Este poema se dobla como un cartón de tierra. Tiene su horizonte y su árbol en sombra, casi como un atardecer desde la casa. Tiene un segundo de canciones y un reloj de miedo a la vida. Hace tantas noches que no vienes que sigo a la gaviota que huye y sobrevolaba los mástiles de los veleros amarrados al muelle, a principios del siglo pasado; hoy parecen buscar el mar tierra adentro, en los pies del mendigo. Hace demasiadas noches que no vienes. Una sola copa, aburrida sobre la mesa de la taberna donde un día Zobel buscó luz para su faro.
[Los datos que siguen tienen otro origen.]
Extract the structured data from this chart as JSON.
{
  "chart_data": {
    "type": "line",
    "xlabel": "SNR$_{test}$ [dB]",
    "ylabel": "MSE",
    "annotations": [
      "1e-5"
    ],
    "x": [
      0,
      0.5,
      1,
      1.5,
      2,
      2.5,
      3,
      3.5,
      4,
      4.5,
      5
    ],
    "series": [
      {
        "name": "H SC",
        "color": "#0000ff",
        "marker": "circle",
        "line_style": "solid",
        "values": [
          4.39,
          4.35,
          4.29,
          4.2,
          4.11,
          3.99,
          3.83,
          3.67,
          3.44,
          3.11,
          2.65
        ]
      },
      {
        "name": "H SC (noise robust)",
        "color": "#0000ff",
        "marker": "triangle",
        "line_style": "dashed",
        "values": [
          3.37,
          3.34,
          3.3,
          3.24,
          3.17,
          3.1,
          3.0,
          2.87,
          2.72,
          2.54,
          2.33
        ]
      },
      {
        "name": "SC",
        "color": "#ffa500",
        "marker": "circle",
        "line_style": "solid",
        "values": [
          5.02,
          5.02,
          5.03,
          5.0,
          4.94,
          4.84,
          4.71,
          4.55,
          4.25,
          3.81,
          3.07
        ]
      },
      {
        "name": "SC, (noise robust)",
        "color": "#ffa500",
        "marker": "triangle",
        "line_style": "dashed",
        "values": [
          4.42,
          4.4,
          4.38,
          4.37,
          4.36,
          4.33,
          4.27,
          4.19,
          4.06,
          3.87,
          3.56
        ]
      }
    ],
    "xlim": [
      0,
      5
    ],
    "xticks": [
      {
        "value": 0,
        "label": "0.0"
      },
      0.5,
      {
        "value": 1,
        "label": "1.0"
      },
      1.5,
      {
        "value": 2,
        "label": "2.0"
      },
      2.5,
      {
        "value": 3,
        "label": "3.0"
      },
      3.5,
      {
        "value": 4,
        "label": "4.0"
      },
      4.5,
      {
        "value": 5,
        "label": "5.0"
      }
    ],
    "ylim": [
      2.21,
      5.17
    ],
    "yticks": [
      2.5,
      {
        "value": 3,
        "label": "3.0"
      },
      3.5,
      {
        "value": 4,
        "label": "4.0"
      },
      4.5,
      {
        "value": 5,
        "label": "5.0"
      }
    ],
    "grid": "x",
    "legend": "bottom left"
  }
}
Suena Bebo Valdés como un ronco piano al atardecer, cuando se encienden los faroles viejos del carrer de la Palla. Afuera hace frío de cristal entelado. No tengo poema para acompañaros en esta noche, me ha vencido la calle desierta, de madrugada. Me han vencido los ojos de una paloma arrebujada en sus plumas, como dos alfileres negros en la escarcha de un portal de piedra, de otro siglo, creo.

2 comentarios:

Isabel Martínez Barquero dijo...

Hoy me has sorprendido con esta prosa poética, con este retrato de una noche fría.
Muy conseguido, querido Paco. Transmite sensaciones casi táctiles y genera imágenes de soledad que añora.
Un fortísimo abrazo, querido amigo.

J. Gelas dijo...

No lo leí con la cabeza, sino con el estómago. Y te comprendí mejor que nunca.